Different meteor types hit the Earth in different ways, creating flashes across the night sky or raining gently to the ground.
The compositions of some meteors allow them to survive and reach the ground as grains of dust.
Other meteors travel faster as they striike Earth's atmosphere and burn up as shooting stars.
Scientists have unravelled the mystery of why some meteors flash across the night sky burning up as shooting stars, while others survive raining gently down to the ground.
The discovery by David Nesvorny from the Southwest Research Institute in Boulder, Colo. and colleagues was made during a study of an astronomcical feature known as the Zodiacal Cloud.
The Zodiacal Cloud is a diffuse glow of scattered sunlight in the night sky. Models predict that micro-meteoroids enter the Earth's atmosphere at relatively low speeds, gently raining down onto the ground. But meteor radars consistently see the sky filled with rapidly speeding meteors flying too fast to survive.

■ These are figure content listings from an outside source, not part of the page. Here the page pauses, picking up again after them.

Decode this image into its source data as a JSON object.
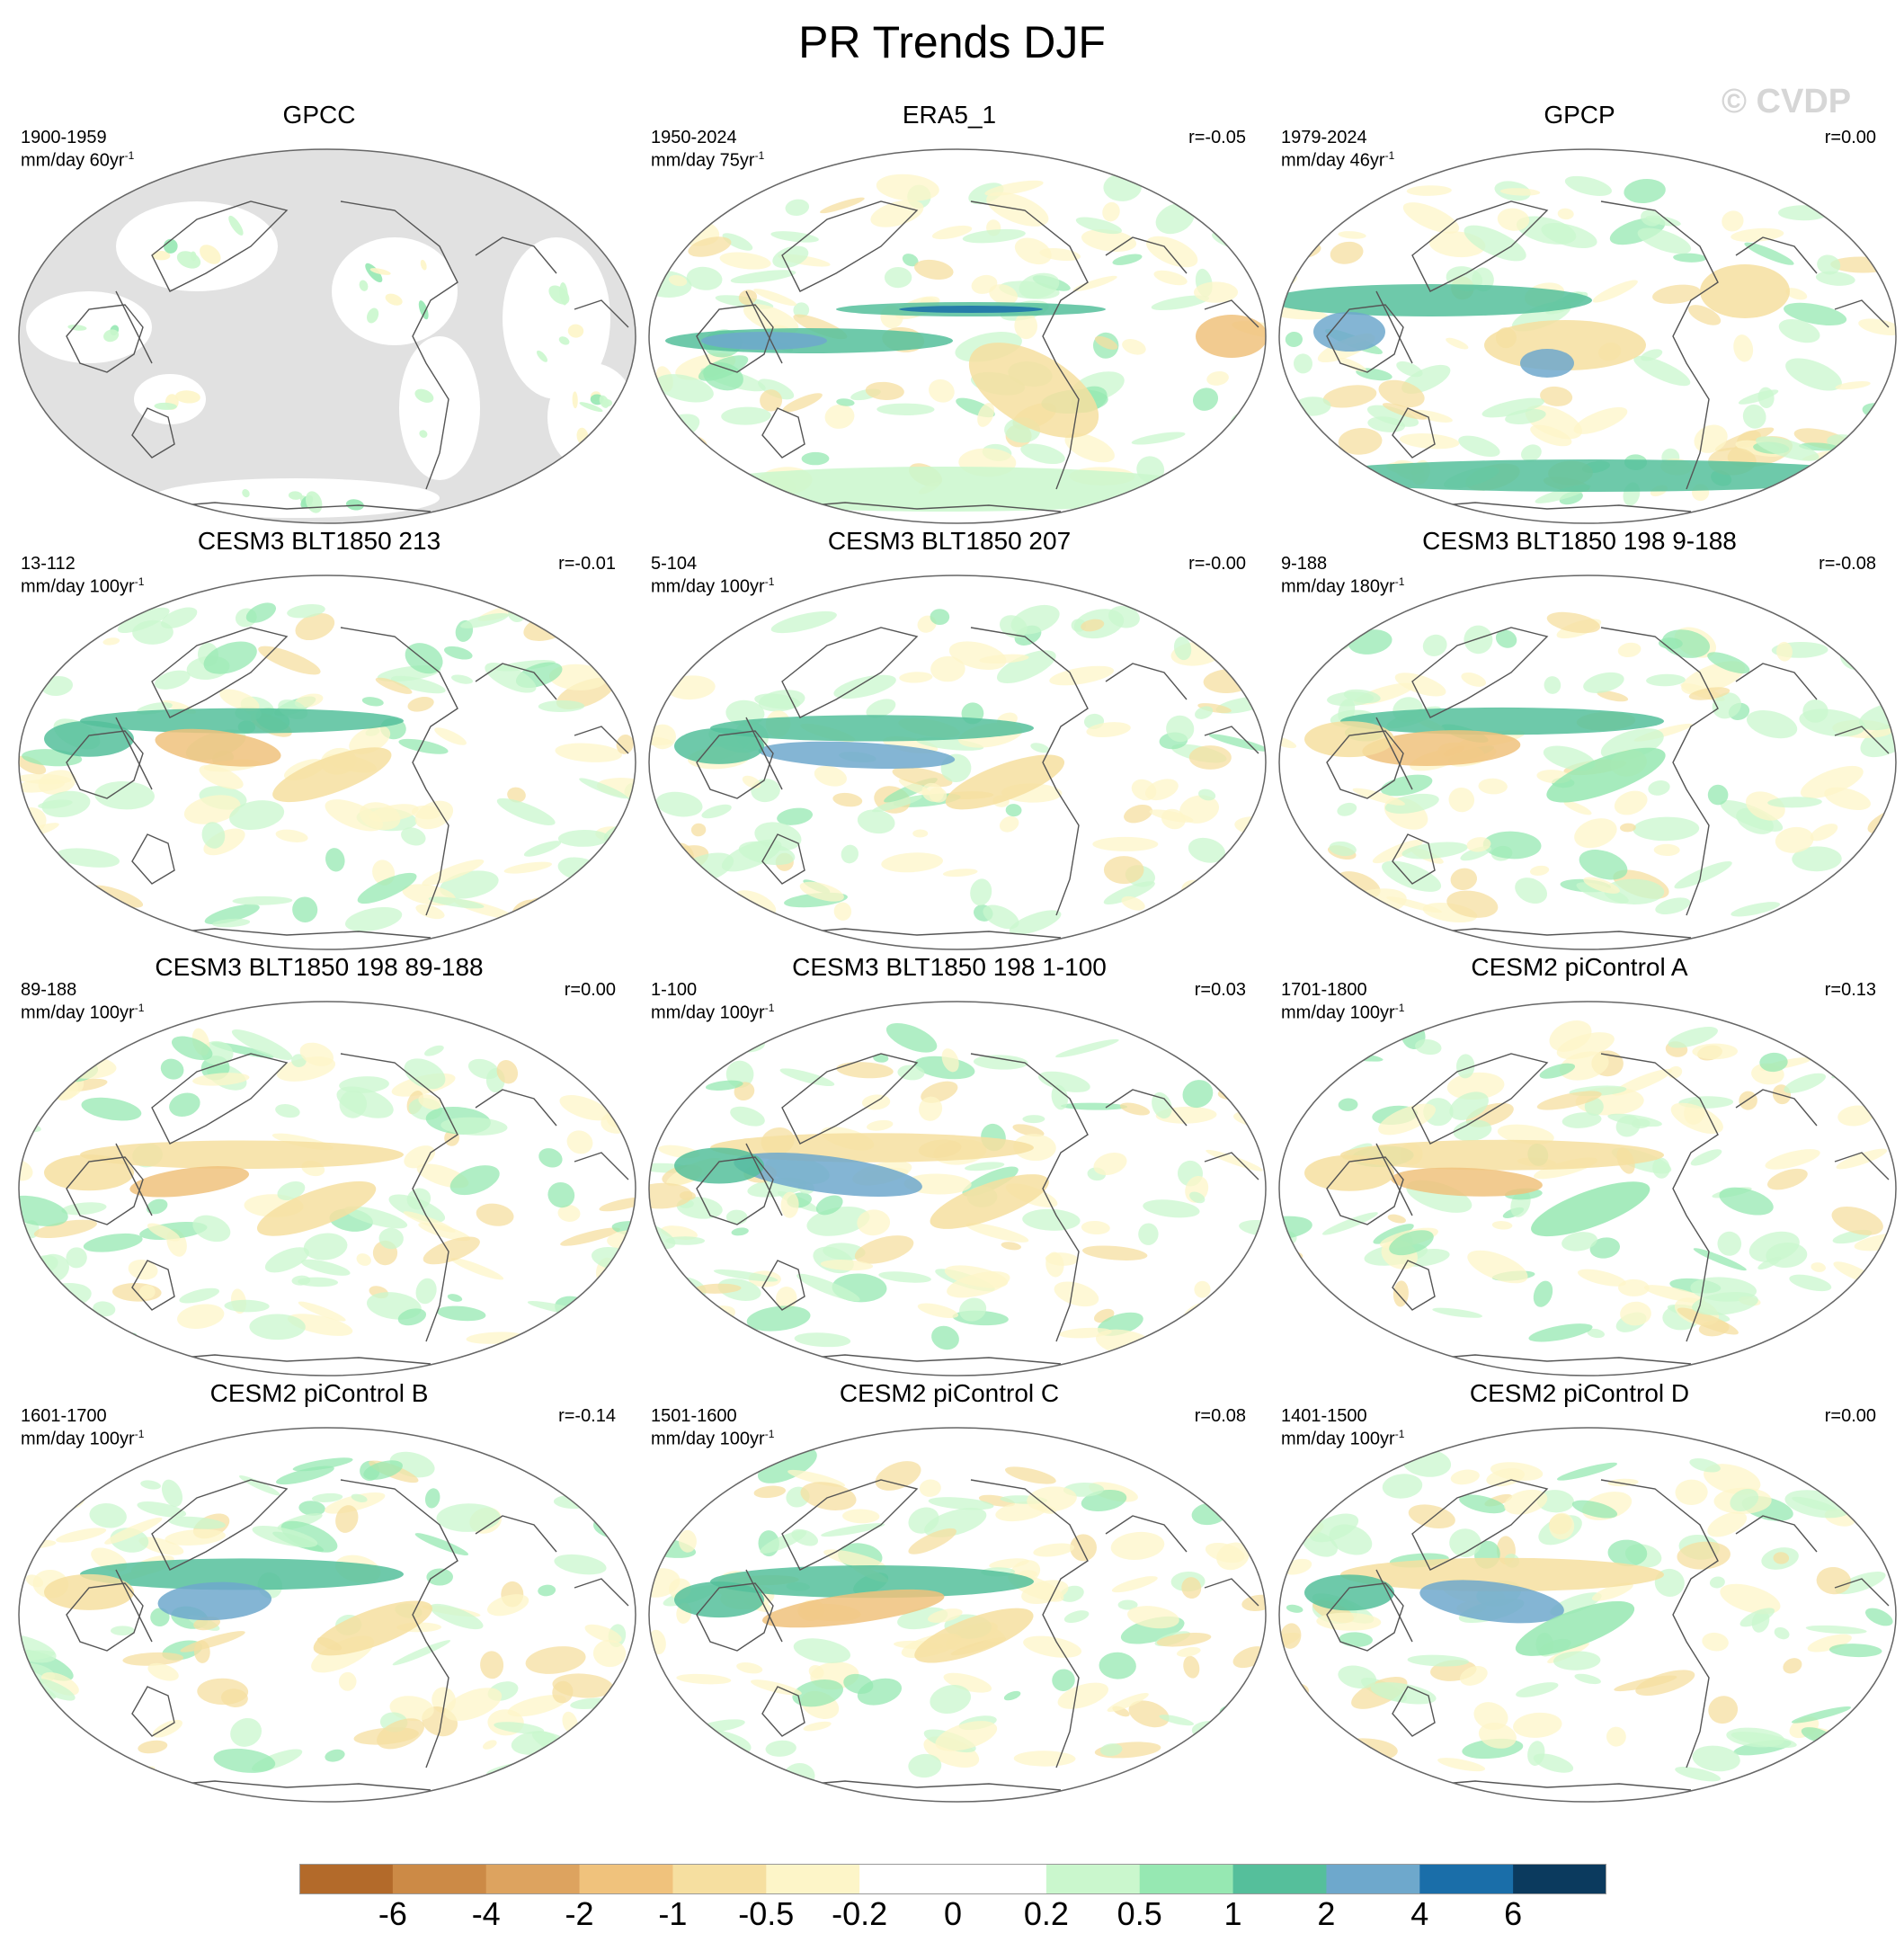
{
  "title": "PR Trends DJF",
  "watermark": "© CVDP",
  "panels": [
    {
      "title": "GPCC",
      "years": "1900-1959",
      "units": "mm/day 60yr",
      "units_exp": "-1",
      "r": "",
      "pattern": "gpcc"
    },
    {
      "title": "ERA5_1",
      "years": "1950-2024",
      "units": "mm/day 75yr",
      "units_exp": "-1",
      "r": "r=-0.05",
      "pattern": "era5"
    },
    {
      "title": "GPCP",
      "years": "1979-2024",
      "units": "mm/day 46yr",
      "units_exp": "-1",
      "r": "r=0.00",
      "pattern": "gpcp"
    },
    {
      "title": "CESM3 BLT1850 213",
      "years": "13-112",
      "units": "mm/day 100yr",
      "units_exp": "-1",
      "r": "r=-0.01",
      "pattern": "model"
    },
    {
      "title": "CESM3 BLT1850 207",
      "years": "5-104",
      "units": "mm/day 100yr",
      "units_exp": "-1",
      "r": "r=-0.00",
      "pattern": "model"
    },
    {
      "title": "CESM3 BLT1850 198 9-188",
      "years": "9-188",
      "units": "mm/day 180yr",
      "units_exp": "-1",
      "r": "r=-0.08",
      "pattern": "model"
    },
    {
      "title": "CESM3 BLT1850 198 89-188",
      "years": "89-188",
      "units": "mm/day 100yr",
      "units_exp": "-1",
      "r": "r=0.00",
      "pattern": "model"
    },
    {
      "title": "CESM3 BLT1850 198 1-100",
      "years": "1-100",
      "units": "mm/day 100yr",
      "units_exp": "-1",
      "r": "r=0.03",
      "pattern": "model"
    },
    {
      "title": "CESM2 piControl A",
      "years": "1701-1800",
      "units": "mm/day 100yr",
      "units_exp": "-1",
      "r": "r=0.13",
      "pattern": "model"
    },
    {
      "title": "CESM2 piControl B",
      "years": "1601-1700",
      "units": "mm/day 100yr",
      "units_exp": "-1",
      "r": "r=-0.14",
      "pattern": "model"
    },
    {
      "title": "CESM2 piControl C",
      "years": "1501-1600",
      "units": "mm/day 100yr",
      "units_exp": "-1",
      "r": "r=0.08",
      "pattern": "model"
    },
    {
      "title": "CESM2 piControl D",
      "years": "1401-1500",
      "units": "mm/day 100yr",
      "units_exp": "-1",
      "r": "r=0.00",
      "pattern": "model"
    }
  ],
  "colorbar": {
    "labels": [
      "-6",
      "-4",
      "-2",
      "-1",
      "-0.5",
      "-0.2",
      "0",
      "0.2",
      "0.5",
      "1",
      "2",
      "4",
      "6"
    ],
    "colors": [
      "#b36a2a",
      "#cc8a46",
      "#dda35f",
      "#f0c27c",
      "#f6dfa0",
      "#fdf5c8",
      "#ffffff",
      "#ffffff",
      "#caf7cd",
      "#96e8b2",
      "#55bf9b",
      "#6ea8cc",
      "#1a6ea9",
      "#0b3a5e"
    ]
  },
  "colors": {
    "land_missing": "#e1e1e1",
    "coast": "#555555",
    "outline": "#666666"
  }
}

Nesvorny and colleagues found the inconsistency was caused by some meteor radars not being able to see the slower, smaller meteors, instead only detecting the bigger faster ones which people see as shooting stars.
Reporting in the Astrophysical Journal and on the pre-press website ArXiv.org, Nesvorny and colleagues found that 90 percent of the dust in the Zodiacal Cloud comes from Jupiter family comets such as 2P/Encke, whose orbits are influenced by the giant gas planet.
These appear to have compositions which cause them to slow down rapidly once they enter the Earth's atmosphere, allowing them to survive and reach the ground often as micrometeorites no bigger than grains of dust.
The remaining 10 percent of material in the Zodiacal Cloud comes from Oort Cloud comets, Halley-type comets and asteroid collisions.
They are usually associated with cometary debris trails seen as meteor showers, and because they're traveling faster when they hit the Earth's atmosphere, they're more likely to burn up as shooting stars.
Meteoroids and their tiny counter parts micro-meteoroids often fly through space at speeds of 40,000 kilometers per hour (25,000 miles per hour). Meteors that enter the Earth's atmosphere and reach the ground are called meteorites.
Astronomer Dr Fred Watson from the Australian Astronomical Observatory says the study provides a new insight into the amount of dust and debris falling into the Earth's atmosphere every year.
"Their figure of 15,000 tons a year is considerably more than previously thought," said Watson. "When you think about it, that's an extraordinary amount of stuff falling down to the Earth's surface. It's a train's worth of stuff."
The study also provides an important contribution to our understanding of the Earth's environment, said Watson.
"It's an area of study that hasn't been examined over the past couple of decades, and we're now starting to see real scientific measurements being brought to the process rather than just the guesstimates," he said. "We now have a much better picture of what's happening."